Over a century earlier, celebrity photography had begun with the most bulky camera imaginable — the tintype. While daguerreotype cameras had produced standalone prints since the 1830s, the tintype finally allowed photographers to create images that could be replicated, launching celebrity photography as an industry. In 1854, in his studio in Paris, the renowned photographer Nadar began using a large wooden box to capture images on glass plates that were then sold in mass, producing portraits of everyone from Oscar Wilde to Edoaurd Manet to Sarah Bernhardt, the most famous actress of her day. But while celebrity photography continued to progress with film and 35 mm cameras, it was not until Clark Gable kneeled alongside his beloved Irish Setter, Queen, in a photo in 1941, that stars finally began showing their true inner lives — setting the stage for the debut of the game-changing Nikon F.

In 1959, German cameras were the industry standard. But, that year, Nikon premiered its first single-lens reflex camera — the F — the groundbreaking system immediately revolutionizing the industry, allowing photographers to see exactly what would be captured on film while giving unprecedented versatility with its small size and tough metal-box build.
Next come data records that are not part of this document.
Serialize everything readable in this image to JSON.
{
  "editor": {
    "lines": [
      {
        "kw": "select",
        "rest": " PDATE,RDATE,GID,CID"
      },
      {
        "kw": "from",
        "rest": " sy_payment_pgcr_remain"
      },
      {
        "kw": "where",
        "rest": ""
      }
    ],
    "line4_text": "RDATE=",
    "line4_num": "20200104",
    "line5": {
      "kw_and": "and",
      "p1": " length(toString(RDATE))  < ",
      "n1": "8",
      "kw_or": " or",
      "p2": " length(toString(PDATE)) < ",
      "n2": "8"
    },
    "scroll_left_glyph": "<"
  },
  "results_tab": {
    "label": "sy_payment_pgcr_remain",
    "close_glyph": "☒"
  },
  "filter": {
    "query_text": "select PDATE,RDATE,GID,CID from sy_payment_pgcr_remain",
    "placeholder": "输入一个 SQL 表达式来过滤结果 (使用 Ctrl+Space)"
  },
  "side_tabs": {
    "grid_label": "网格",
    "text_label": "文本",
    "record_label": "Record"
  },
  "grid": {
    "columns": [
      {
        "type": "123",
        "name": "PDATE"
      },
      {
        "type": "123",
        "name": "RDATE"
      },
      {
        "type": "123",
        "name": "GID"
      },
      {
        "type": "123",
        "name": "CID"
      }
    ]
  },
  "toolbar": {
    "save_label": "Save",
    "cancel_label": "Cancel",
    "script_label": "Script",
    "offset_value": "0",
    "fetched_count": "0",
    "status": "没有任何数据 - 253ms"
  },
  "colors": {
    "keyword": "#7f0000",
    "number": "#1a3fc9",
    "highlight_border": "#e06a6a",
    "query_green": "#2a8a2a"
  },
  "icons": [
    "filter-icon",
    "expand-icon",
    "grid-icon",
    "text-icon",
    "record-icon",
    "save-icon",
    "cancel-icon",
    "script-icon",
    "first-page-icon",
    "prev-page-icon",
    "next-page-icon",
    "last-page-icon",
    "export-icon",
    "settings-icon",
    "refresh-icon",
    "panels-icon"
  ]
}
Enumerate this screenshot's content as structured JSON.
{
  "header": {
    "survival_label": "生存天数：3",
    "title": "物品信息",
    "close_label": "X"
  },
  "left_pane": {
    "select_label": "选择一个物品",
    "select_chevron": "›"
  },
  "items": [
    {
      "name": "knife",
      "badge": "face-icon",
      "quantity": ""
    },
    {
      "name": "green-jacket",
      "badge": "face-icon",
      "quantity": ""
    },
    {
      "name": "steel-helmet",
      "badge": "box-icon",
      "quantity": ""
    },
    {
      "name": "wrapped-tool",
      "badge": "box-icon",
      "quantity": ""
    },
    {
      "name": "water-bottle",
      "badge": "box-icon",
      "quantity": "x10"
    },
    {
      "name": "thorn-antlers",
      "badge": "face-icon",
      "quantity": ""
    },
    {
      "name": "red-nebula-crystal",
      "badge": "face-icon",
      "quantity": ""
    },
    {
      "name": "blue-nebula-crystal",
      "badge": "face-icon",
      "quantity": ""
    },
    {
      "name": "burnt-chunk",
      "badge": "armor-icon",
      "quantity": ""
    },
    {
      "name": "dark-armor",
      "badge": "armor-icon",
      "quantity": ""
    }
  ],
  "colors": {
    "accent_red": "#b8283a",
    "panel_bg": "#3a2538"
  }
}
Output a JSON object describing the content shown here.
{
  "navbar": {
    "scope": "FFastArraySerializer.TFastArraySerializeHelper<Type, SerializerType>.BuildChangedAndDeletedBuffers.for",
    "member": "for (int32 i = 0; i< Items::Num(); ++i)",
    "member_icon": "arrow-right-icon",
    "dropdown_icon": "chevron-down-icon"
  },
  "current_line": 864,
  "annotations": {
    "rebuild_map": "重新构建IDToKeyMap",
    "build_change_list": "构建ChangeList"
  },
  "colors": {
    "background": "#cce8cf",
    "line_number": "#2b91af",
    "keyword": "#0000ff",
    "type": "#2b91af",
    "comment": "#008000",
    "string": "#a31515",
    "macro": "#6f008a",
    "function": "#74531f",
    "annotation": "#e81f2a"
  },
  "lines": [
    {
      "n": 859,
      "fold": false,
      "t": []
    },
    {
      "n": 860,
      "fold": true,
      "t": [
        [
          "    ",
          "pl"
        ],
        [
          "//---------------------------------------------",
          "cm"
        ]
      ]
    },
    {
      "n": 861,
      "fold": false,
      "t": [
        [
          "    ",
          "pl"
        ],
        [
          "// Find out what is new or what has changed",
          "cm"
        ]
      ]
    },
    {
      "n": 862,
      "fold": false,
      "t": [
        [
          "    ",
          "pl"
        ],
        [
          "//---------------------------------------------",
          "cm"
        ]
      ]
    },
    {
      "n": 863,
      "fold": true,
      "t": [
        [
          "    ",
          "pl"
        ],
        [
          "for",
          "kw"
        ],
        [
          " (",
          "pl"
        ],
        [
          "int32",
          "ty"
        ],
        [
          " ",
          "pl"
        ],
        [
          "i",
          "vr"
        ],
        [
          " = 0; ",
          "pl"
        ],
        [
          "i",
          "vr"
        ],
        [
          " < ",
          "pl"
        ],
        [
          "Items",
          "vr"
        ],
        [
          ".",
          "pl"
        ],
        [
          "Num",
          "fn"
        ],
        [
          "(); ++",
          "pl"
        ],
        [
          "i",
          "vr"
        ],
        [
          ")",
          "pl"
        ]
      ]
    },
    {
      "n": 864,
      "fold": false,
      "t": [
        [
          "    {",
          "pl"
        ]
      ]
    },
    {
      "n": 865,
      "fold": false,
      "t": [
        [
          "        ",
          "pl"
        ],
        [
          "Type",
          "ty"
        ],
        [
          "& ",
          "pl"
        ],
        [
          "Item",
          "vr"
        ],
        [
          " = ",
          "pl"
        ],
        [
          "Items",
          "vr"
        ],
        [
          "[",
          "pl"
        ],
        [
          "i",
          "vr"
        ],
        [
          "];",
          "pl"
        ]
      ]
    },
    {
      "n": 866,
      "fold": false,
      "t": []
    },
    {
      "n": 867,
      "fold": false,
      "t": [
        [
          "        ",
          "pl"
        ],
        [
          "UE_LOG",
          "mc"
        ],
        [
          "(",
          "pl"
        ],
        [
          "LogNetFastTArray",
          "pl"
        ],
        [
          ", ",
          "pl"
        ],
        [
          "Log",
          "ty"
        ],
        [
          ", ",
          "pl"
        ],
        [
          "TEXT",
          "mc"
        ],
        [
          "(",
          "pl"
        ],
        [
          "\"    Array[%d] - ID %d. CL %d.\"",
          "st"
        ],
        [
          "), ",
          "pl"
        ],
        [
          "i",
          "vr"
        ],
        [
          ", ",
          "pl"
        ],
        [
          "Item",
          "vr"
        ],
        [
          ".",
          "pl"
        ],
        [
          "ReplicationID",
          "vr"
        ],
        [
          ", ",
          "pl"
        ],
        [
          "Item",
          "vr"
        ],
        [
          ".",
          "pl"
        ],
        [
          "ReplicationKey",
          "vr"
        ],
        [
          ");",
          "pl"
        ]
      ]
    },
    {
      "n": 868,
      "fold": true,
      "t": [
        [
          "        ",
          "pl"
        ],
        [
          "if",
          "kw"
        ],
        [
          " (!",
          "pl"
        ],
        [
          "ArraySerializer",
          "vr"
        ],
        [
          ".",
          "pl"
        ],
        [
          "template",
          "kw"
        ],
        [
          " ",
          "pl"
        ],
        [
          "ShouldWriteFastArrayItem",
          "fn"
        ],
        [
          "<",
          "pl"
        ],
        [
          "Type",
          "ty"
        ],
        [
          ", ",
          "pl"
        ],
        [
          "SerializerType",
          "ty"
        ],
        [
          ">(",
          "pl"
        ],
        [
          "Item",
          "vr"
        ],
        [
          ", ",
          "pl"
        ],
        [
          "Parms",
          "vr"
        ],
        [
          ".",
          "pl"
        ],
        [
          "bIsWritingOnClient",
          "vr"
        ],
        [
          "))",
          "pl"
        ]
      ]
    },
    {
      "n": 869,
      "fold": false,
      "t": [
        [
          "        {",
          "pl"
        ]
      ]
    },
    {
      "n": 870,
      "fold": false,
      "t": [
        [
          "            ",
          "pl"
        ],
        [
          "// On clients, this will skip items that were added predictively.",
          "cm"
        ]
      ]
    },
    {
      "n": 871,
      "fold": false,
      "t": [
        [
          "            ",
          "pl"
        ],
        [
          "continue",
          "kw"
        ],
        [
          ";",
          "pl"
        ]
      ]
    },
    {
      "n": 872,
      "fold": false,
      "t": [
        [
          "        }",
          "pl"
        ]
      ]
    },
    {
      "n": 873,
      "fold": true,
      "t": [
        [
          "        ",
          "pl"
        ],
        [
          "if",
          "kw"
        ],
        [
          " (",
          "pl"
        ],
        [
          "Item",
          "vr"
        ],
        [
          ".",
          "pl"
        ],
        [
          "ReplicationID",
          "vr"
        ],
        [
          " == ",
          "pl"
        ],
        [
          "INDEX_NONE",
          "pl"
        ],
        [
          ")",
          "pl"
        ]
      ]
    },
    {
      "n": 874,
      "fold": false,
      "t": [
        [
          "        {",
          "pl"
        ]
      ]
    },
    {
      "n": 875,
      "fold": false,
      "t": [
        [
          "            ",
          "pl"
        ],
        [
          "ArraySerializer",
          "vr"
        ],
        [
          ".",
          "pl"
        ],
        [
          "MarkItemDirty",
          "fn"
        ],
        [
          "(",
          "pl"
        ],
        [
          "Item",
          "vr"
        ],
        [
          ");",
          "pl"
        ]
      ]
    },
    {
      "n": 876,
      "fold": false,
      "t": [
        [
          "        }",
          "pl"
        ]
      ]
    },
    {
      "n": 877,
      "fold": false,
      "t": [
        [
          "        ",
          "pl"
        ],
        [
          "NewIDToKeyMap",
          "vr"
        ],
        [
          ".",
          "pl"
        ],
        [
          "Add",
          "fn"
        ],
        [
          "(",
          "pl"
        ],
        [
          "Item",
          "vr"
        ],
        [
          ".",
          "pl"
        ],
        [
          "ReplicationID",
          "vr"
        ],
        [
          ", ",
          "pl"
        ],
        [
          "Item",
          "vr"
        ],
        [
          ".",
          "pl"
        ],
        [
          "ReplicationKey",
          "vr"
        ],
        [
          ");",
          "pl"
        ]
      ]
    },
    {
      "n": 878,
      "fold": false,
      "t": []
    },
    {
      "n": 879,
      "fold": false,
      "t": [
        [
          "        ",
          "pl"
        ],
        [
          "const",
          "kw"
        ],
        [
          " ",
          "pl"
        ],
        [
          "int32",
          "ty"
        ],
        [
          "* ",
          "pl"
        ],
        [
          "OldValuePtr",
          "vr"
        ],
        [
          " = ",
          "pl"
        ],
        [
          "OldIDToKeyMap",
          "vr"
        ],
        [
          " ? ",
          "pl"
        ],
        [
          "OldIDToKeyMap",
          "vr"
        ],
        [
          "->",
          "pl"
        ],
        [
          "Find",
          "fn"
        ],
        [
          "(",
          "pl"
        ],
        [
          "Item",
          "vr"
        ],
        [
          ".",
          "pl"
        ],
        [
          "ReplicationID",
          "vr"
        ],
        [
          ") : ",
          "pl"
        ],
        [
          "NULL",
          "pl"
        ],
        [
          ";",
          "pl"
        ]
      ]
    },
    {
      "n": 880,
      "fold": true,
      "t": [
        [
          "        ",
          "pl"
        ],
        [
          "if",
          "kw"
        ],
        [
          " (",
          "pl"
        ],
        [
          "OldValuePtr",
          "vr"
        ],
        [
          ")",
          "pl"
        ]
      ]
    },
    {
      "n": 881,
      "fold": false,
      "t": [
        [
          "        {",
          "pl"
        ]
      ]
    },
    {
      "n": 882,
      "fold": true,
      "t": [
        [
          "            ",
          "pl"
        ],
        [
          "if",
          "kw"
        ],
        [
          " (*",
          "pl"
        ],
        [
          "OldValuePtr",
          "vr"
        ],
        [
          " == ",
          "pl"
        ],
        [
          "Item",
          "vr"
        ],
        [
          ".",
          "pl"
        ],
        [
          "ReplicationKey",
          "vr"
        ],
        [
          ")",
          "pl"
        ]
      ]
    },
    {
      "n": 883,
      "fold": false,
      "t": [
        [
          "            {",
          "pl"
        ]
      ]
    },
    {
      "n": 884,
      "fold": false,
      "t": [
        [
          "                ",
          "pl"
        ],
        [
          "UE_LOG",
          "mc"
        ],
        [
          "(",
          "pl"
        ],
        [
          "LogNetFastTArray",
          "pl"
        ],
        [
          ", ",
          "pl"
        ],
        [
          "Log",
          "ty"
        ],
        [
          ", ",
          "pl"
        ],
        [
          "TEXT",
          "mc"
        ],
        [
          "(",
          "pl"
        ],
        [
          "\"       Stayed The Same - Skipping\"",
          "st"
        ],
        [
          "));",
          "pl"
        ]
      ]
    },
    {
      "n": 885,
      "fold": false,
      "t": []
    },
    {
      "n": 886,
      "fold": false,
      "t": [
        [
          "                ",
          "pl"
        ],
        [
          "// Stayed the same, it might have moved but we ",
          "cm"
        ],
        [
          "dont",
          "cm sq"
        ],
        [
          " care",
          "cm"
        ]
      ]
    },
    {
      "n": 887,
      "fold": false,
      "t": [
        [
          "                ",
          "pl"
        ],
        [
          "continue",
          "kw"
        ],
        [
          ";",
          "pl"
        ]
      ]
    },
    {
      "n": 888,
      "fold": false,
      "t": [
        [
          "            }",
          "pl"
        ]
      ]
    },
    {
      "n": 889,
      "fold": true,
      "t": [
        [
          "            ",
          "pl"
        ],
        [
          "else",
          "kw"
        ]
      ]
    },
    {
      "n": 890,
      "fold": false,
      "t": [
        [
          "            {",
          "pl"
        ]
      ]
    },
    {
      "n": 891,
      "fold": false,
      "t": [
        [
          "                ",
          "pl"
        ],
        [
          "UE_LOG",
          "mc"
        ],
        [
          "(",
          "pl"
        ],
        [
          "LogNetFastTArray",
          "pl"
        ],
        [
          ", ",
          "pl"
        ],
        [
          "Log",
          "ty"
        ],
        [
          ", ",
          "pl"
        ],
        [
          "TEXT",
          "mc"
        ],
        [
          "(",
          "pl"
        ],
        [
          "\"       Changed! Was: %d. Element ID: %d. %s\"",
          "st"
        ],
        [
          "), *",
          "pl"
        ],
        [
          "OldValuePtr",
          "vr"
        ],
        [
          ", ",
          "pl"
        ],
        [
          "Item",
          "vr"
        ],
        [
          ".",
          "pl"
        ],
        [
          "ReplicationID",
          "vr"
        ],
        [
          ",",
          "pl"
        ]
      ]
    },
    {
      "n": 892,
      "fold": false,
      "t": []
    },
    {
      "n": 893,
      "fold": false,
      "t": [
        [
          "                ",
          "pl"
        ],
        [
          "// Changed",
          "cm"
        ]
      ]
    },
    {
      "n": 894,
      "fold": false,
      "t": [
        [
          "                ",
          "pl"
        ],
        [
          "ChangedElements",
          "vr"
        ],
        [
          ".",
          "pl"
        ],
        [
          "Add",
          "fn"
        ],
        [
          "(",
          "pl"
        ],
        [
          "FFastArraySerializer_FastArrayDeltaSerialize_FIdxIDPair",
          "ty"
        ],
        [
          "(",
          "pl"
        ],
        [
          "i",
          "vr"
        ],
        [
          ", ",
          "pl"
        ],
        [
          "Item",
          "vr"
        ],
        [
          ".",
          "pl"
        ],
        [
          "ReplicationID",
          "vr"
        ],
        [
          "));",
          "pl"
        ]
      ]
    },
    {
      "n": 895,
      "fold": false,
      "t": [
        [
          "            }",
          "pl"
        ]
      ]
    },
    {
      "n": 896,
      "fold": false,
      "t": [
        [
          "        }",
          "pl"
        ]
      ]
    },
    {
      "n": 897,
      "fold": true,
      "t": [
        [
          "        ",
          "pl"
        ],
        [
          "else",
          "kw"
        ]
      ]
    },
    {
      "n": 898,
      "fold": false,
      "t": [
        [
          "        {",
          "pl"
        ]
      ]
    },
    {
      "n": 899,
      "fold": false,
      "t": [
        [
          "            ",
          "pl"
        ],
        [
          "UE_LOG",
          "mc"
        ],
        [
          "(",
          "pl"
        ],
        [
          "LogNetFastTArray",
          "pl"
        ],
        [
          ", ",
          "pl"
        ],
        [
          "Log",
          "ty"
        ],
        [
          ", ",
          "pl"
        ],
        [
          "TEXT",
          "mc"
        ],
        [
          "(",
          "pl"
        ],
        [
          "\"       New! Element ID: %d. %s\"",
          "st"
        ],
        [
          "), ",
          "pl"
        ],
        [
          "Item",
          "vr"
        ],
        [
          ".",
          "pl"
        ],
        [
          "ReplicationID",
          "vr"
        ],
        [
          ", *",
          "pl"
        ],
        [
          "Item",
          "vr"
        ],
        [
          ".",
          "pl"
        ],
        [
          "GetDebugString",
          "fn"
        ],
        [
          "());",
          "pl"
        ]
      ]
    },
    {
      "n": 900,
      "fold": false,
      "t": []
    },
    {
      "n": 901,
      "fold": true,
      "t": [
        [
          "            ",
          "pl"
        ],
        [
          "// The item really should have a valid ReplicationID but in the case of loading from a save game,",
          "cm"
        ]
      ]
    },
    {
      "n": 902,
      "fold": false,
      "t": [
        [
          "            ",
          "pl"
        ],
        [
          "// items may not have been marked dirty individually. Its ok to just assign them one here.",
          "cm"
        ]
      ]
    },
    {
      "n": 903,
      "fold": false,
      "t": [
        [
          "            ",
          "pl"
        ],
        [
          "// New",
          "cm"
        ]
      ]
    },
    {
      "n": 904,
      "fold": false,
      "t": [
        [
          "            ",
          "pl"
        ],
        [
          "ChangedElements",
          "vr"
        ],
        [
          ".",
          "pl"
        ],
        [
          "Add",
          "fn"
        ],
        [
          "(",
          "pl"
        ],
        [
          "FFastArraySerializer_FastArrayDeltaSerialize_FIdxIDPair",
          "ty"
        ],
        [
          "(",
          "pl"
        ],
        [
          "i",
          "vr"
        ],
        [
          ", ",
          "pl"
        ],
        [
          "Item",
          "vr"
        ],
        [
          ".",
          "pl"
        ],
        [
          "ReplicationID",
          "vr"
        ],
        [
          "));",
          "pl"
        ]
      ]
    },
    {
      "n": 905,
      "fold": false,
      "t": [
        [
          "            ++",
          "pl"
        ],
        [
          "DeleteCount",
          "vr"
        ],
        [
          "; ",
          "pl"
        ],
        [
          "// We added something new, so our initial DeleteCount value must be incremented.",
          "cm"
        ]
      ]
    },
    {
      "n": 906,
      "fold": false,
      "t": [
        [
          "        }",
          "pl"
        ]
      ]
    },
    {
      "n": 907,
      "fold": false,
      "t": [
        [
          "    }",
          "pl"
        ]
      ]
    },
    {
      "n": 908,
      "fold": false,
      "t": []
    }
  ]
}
Rugged, cutting edge and boasting a variety of lenses, the F was used to capture iconic images from international skirmishes to Dr. Martin Luther King Jr. marching to Montgomery in 1965 to the Apollo 15 NASA space mission in 1971. In 1968, a Nikon F even saved the life of famed photographer Don McCullin, the tough camera stopping an AK-47 bullet during a battle in Cambodia. Over the decades, the Nikon F would continue to evolve from the F2 to the current F6, but its reputation as an industry leader would remain. Now, the Nikon D5, the digital flagship of the company, is even used on the International Space Station — with only minor modifications. “D5 models [in space] will be the same models available to consumers,” Nikon stated about the partnership with NASA in 2017, “confirming… their ability to withstand even the harshest environments.”

While Nikon continues to send cameras to the far corners of the galaxy, expanding the possibilities of photography, it remains Stern who first popularized them in another field — celebrities. In 1962, he had been waiting for hours in the Bel-Air when the world’s most famous actress suddenly arrived. “She was alone wearing a scarf and green slacks and a sweater,” Stern later wrote. “She had no makeup on. I said, ‘You’re beautiful’ and she said, ‘What a nice thing to say.’” For the next 12 hours and over two subsequent sessions, Stern shot Monroe in a freewheeling frenzy — at one point even jumping atop furniture to capture her laughing amid an array of diamonds — the resulting 2,500 photos becoming the most iconic celebrity images in history. In later years, the F would go on to become synonymous with stars from Clint Eastwood to Frank Sinatra to the Beatles to Lady GaGa, For Stern, however, only one shoot would remain his favorite — the least likely of cameras have caught the world’s greatest celebrity at her truest moment. “There have been many beautiful women since Marilyn Monroe,” he later said. “But who is there that has her total magic? Nobody has that vulnerability anymore.”